How do I react when I believe this thought? Fearfully; as if endings are always bad things; as if it would be painful if life as I know it were to end; as if there were, in reality, such things as the concepts of beginning, end, time, and life.
I lie awake in bed, my body cold, my mind restless as it spins stories that I don't believe but can't stop from coming in...about the storm, and the damage it could do; it could be a natural holocaust, of which current events had been an inauspicious harbinger. What next? Blackouts? Electrical fires? Collapsed infrastructure? Earthquake? Tsunami? Nuclear meltdown? Who needs God, or nukes, or Armageddon, when we have my fearful mind as a reference for what's to come?
I look at my life and imagine it will soon be over, and that I haven't done enough with it. The thought renders my life—life itself—meaningless and lacking.
Who would I be without this thought? In an instant, as I reach for a bottle of water next to my bed, I can see it...I would be alive, and grateful. I'm amazed at the miracle of hand grasping container, pouring it, my head tilting upwards from the pillow, mouth opening to receive, thirst quenched. Am I even doing any of it? Even if I am, is this not enough?
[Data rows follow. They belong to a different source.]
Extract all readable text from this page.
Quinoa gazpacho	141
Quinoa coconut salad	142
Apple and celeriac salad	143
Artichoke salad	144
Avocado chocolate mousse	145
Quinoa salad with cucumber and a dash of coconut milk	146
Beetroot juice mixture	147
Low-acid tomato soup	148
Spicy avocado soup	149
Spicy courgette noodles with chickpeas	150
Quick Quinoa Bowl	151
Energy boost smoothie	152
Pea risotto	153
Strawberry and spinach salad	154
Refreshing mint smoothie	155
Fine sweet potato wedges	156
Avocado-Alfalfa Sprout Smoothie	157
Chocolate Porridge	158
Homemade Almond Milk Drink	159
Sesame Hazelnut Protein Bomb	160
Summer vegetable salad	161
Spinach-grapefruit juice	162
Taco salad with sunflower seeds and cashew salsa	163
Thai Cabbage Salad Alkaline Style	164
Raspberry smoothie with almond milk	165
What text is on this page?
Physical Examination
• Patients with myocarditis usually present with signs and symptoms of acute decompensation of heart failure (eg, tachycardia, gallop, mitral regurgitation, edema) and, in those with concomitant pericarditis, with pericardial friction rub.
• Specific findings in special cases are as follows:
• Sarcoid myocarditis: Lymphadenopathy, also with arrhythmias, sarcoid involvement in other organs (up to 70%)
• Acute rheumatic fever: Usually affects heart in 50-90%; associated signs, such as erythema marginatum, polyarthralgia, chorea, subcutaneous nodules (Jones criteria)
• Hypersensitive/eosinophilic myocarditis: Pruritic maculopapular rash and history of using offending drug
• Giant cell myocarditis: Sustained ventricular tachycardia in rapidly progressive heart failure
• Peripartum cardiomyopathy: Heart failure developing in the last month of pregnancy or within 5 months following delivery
The action itself is a beginning and an end, and it seems to have nothing to do with me; "she," the body-mind with which I identify, is always taken care of when care is needed. Life is complete if it ends now...and it does end, in each moment, just as in each moment, it begins.
Who would I be without my story? I would listen to the music of water and wind, feel the softness of the memory-foam mattress, the bed beneath it, the floor beneath that, the earth below that holds us.
All is well...and I would notice.
Turn the thought around:
End times are not near. That is truer; there is no end of time as long as thought prevails. There's no end of time as long as I still have an "I." There's no end as long as there are beginnings, which there are in every moment.
Beginning times are near...and here. Now. And now. And now again.
End times, beginning times: there is no difference. The end of an illusion means there is always something new, a birth, a freshness, the Creation itself.